L'émirat est également propriétaire du PSG Handball, de plusieurs courses hippiques de renom comme le Prix de l'Arc de triomphe, et actionnaire majoritaire du groupe de médias Lagardère (13,03%).
'Faire comme si de rien n'était
"Le Qatar a tout intérêt à rester dans le sport parce que ses investissements dans ce secteur étaient une garantie contre les appétits saoudiens", explique M. Boniface à l'AFP.
S'ils réduisent leurs investissements, "cela voudraient dire qu'ils ont peur de l'Arabie Saoudite, qu'ils sont en rétraction et donc moins visibles. Leur intérêt est au contraire de poursuivre, de ne faire comme si de rien n'était puisque de toute façon c'est pour cela qu'ils ont misé sur le sport", ajoute-t-il.
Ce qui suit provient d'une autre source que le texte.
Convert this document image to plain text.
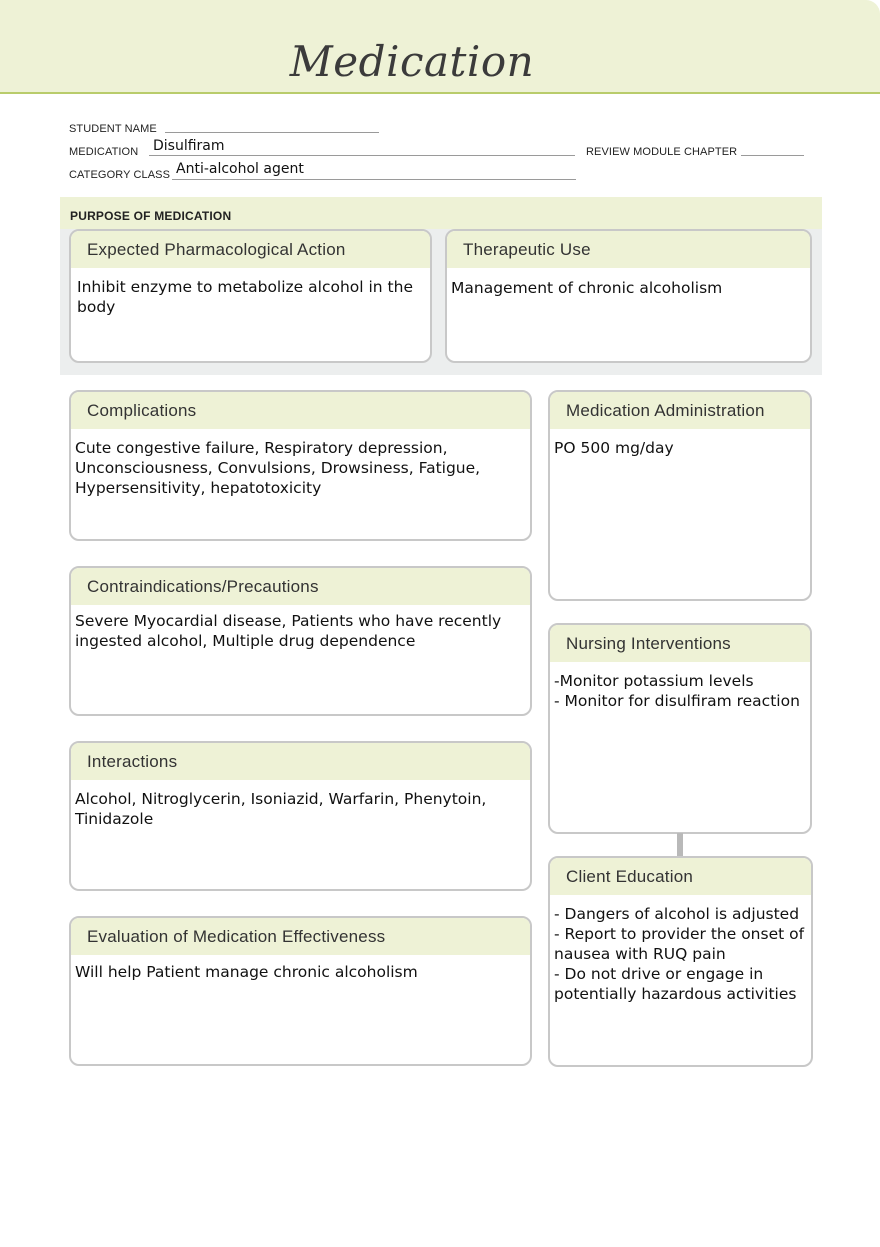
Medication
STUDENT NAME
MEDICATION Disulfiram	REVIEW MODULE CHAPTER
CATEGORY CLASS Anti-alcohol agent
PURPOSE OF MEDICATION
Expected Pharmacological Action
Inhibit enzyme to metabolize alcohol in the body
Therapeutic Use
Management of chronic alcoholism
Complications
Cute congestive failure, Respiratory depression, Unconsciousness, Convulsions, Drowsiness, Fatigue, Hypersensitivity, hepatotoxicity
Contraindications/Precautions
Severe Myocardial disease, Patients who have recently ingested alcohol, Multiple drug dependence
Interactions
Alcohol, Nitroglycerin, Isoniazid, Warfarin, Phenytoin, Tinidazole
Evaluation of Medication Effectiveness
Will help Patient manage chronic alcoholism
Medication Administration
PO 500 mg/day
Nursing Interventions
-Monitor potassium levels
- Monitor for disulfiram reaction
Client Education
- Dangers of alcohol is adjusted
- Report to provider the onset of nausea with RUQ pain
- Do not drive or engage in potentially hazardous activities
Contacté par l'AFP, le PSG assure qu'"il n'y a pas d'impact redouté au niveau du club. Il y a déjà eu des tensions par le passé, cela n'a pas eu de conséquences".
Du côté de beIN Sports, les premiers remous concernent exclusivement les canaux arabes.
L'ancienne star du football égyptien "Mido" a annoncé lundi sur son compte Twitter sa décision de quitter la chaîne où il était consultant, tandis que les deux grands clubs égyptiens Al-Ahly et Zamalek ont annoncé leur "boycott" et la fin de "toute collaboration" avec les correspondants de la chaîne.
Le réseau qatari des chaînes de télévision beIN Sports n'est plus accessible via le câble aux Emirats arabes unis, a indiqué un agent de la compagnie émiratie de télécoms DU.
"Les relations Qatar/Arabie Saoudite sont faites de rupture, de tension, et de réconciliation", rappelle M. Boniface. "Rien n'interdit de penser que peut être d'ici 2022, il y aura une grande réconciliation ou un apaisement."